Tools & Forges (Capability Layer)
[Image: Tools and Forges Diagram]
- Tools: Standardized atomic capabilities (e.g., "ReadFile", "ShellExec"). Supports MCP (Model Context Protocol), Yaklang Native tools, and Agentic Search for dynamic tool discovery.
- Forges: Scenario-based capability modules (AI Blueprints). A Forge is a collection of Prompts, tools, and logic for a specific domain (e.g., "Java Code Audit Forge"). The Coordinator can instantiate a Forge as a Subtask.
Memory Triage & RAG System
- Memory Triage (Intelligent Hippocampus): Uses the C.O.R.E. P.A.C.T. Framework to assess and score memory fragments (Connectivity, Origin, Relevance, Emotion, Preference, Actionability, Temporality). High-score memories are persisted and indexed for "Potential Questions".
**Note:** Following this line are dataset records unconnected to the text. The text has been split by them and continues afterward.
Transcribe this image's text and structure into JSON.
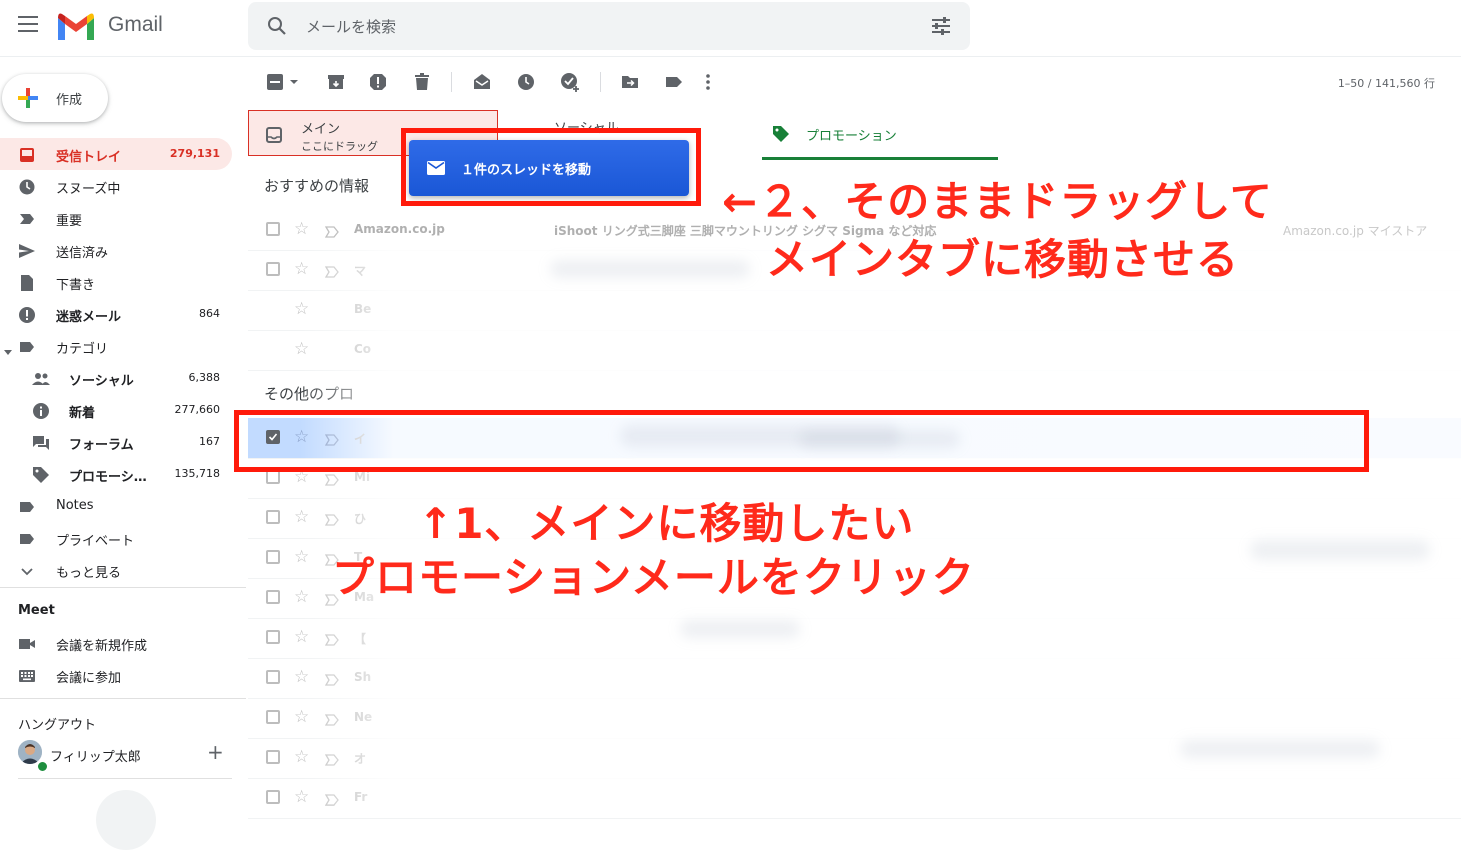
{
  "app": {
    "name": "Gmail"
  },
  "search": {
    "placeholder": "メールを検索"
  },
  "compose": {
    "label": "作成"
  },
  "sidebar": {
    "items": [
      {
        "label": "受信トレイ",
        "count": "279,131"
      },
      {
        "label": "スヌーズ中",
        "count": ""
      },
      {
        "label": "重要",
        "count": ""
      },
      {
        "label": "送信済み",
        "count": ""
      },
      {
        "label": "下書き",
        "count": ""
      },
      {
        "label": "迷惑メール",
        "count": "864"
      },
      {
        "label": "カテゴリ",
        "count": ""
      },
      {
        "label": "ソーシャル",
        "count": "6,388"
      },
      {
        "label": "新着",
        "count": "277,660"
      },
      {
        "label": "フォーラム",
        "count": "167"
      },
      {
        "label": "プロモーシ…",
        "count": "135,718"
      },
      {
        "label": "Notes",
        "count": ""
      },
      {
        "label": "プライベート",
        "count": ""
      },
      {
        "label": "もっと見る",
        "count": ""
      }
    ],
    "meet": {
      "title": "Meet",
      "new_meeting": "会議を新規作成",
      "join": "会議に参加"
    },
    "hangouts": {
      "title": "ハングアウト",
      "user": "フィリップ太郎",
      "add": "+"
    }
  },
  "toolbar": {
    "page_range": "1–50 / 141,560 行"
  },
  "tabs": {
    "main": {
      "label": "メイン",
      "hint": "ここにドラッグ"
    },
    "social": {
      "label": "ソーシャル"
    },
    "promo": {
      "label": "プロモーション"
    }
  },
  "drag_chip": {
    "label": "１件のスレッドを移動"
  },
  "sections": {
    "recommended": "おすすめの情報",
    "others": "その他のプロ"
  },
  "rows": [
    {
      "sender": "Amazon.co.jp",
      "subject": "iShoot リング式三脚座 三脚マウントリング シグマ Sigma など対応",
      "snippet": "Amazon.co.jp マイストア"
    },
    {
      "sender": "マ",
      "subject": "",
      "snippet": ""
    },
    {
      "sender": "Be",
      "subject": "",
      "snippet": ""
    },
    {
      "sender": "Co",
      "subject": "",
      "snippet": ""
    },
    {
      "sender": "イ",
      "subject": "",
      "snippet": ""
    },
    {
      "sender": "Mi",
      "subject": "",
      "snippet": ""
    },
    {
      "sender": "ひ",
      "subject": "",
      "snippet": ""
    },
    {
      "sender": "T",
      "subject": "",
      "snippet": ""
    },
    {
      "sender": "Ma",
      "subject": "",
      "snippet": ""
    },
    {
      "sender": "【",
      "subject": "",
      "snippet": ""
    },
    {
      "sender": "Sh",
      "subject": "",
      "snippet": ""
    },
    {
      "sender": "Ne",
      "subject": "",
      "snippet": ""
    },
    {
      "sender": "オ",
      "subject": "",
      "snippet": ""
    },
    {
      "sender": "Fr",
      "subject": "",
      "snippet": ""
    }
  ],
  "annotations": {
    "step2_line1": "←２、そのままドラッグして",
    "step2_line2": "メインタブに移動させる",
    "step1_line1": "↑1、メインに移動したい",
    "step1_line2": "プロモーションメールをクリック"
  },
  "colors": {
    "accent_red": "#ff1a0b",
    "inbox_red": "#d93025",
    "promo_green": "#188038",
    "drag_blue": "#1a57d6",
    "selected_row": "#c2dbff"
  }
}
- RAG System (External Brain): An active, agentic knowledge service. Supports Hybrid Indexing (Vector + Keyword), Scalar Filtering, and Multi-hop Retrieval. It fuses Domain Knowledge, Tools/Forges information, and Historical Memories.
Planning and Execution Closed Loop
Memfit AI operates on a "Plan-Execute-Reflect" closed loop.
Coordinator Planning Flow
[Image: Coordinator Planning Flow]
- Context Loading: Initializing context with Memory and RAG.
- Plan Generation: A planning-specific ReAct Loop generates the AiTask tree.
- Human-in-the-Loop Review: User reviews, modifies, or approves the plan.
- Runtime Dispatch: The Scheduler instantiates ReAct Loops for leaf nodes.
ReAct Execution Flow
[Image: ReAct Execution Flow]
Follows the OODA (Observe-Orient-Decide-Act) loop:
- Observation: Collect environment state and feedback.
- Reasoning: LLM reasons with Spin Detection checks.
- Action Dispatch: LLM outputs actions; sensitive operations undergo permission review.
- Feedback: Execution results drive the next iteration.
Reliability Assurance
- Self-Reflection: Triggered by errors or excessive steps. Analyzes failure causes and generates a Correction Plan for the next prompt.
- Spin Detection: Detects Action Spin (repeated parameters) and Logic Spin (semantic repetition). Intervenes with interference info or forced reflection.
- Memory-Augmented Recovery: Retrieves similar historical error cases to assist in current decision-making.